Дантес — Геккерну. «Петербург 20 января 1836 года. Я безумно влюблен! Я тебе ее не назову, но вспомни самое прелестное создание в Петербурге, и ты будешь знать ее имя. Но всего ужаснее в моем положении то, что она тоже любит меня, и мы не можем видеться до сих пор, так как ее муж бешено ревнив».

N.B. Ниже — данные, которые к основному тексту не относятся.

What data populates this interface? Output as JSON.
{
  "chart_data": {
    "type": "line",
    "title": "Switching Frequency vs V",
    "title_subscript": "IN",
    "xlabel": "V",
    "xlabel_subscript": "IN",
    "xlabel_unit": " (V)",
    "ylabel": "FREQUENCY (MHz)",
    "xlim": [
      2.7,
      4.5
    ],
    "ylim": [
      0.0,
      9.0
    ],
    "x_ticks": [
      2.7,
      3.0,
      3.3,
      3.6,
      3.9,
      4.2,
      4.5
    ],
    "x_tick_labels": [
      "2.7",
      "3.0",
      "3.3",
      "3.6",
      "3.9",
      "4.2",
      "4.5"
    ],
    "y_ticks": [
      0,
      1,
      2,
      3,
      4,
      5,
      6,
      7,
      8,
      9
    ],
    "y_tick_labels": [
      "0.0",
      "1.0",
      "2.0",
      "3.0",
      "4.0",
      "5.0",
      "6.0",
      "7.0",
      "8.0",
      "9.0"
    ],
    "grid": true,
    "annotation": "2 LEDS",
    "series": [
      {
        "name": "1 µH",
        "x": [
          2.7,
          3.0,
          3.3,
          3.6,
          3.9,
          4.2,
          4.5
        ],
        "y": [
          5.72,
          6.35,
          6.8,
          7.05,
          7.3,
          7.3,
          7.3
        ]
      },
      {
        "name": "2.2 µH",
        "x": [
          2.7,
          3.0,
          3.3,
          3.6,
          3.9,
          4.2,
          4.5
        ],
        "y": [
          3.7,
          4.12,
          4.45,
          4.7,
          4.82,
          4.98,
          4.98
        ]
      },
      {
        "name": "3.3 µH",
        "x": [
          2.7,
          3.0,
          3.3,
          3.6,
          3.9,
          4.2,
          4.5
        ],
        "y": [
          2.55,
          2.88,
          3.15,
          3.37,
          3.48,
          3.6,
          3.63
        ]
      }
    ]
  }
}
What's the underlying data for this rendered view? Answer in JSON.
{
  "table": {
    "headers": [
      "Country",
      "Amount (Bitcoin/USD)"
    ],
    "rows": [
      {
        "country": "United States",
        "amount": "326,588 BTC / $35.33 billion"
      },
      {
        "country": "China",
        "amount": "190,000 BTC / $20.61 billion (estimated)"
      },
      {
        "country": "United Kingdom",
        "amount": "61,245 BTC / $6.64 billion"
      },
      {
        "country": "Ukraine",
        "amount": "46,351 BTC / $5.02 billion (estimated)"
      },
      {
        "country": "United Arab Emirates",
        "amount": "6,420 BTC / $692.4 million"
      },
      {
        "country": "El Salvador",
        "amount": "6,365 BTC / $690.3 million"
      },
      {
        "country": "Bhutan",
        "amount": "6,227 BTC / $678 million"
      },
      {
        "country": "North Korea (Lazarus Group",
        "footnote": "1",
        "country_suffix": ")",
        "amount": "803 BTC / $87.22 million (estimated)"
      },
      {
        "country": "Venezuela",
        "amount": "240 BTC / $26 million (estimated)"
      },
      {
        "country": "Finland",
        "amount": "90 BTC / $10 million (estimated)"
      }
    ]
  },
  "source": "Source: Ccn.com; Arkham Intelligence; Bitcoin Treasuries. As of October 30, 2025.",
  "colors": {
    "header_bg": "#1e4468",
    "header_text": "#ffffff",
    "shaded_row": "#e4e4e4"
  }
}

14 февраля того же года Дантес подробно сообщает дорогому другу о некоем объяснении, которое он принял за чистую монету: «Если бы ты знал, как она меня утешала, потому что она видела, как я задыхаюсь, и что мое положение ужасно, а когда она сказала мне, я люблю вас так, как никогда не любила, но не просите у меня никогда большего, чем мое сердце, потому что все остальное мне не принадлежит, и я не могу быть счастливой иначе, чем исполняя свой долг, пожалейте меня и любите всегда так, как вы любите сейчас, моя любовь будет вам наградой…»

В незаконченной книге «Гибель Пушкина» Анна Андреевна Ахматова писала, что «смуглая мадонна» всего лишь вольно перевела Дантесу монолог Татьяны из «Евгения Онегина». А Жорж по‑русски не читал, он даже при поступлении в гвардию сдавал облегченный офицерский экзамен, то есть без испытаний по русской словесности. Уж не знаю, зачем Наталье Николаевне понадобился этот фарс. Возможно, ей льстило внимание кавалергарда? Но не он один оказывал ей знаки внимания — замужней даме, притом бывшей на седьмом месяце пятой беременности!

Геккерн был в бешенстве и потребовал от «сына» одержать победу над сей недостойной страстью. Тот поспешил уверить барона, что‑де «победил себя», хотя и признавался в огромности жертвы, принесенной покровителю.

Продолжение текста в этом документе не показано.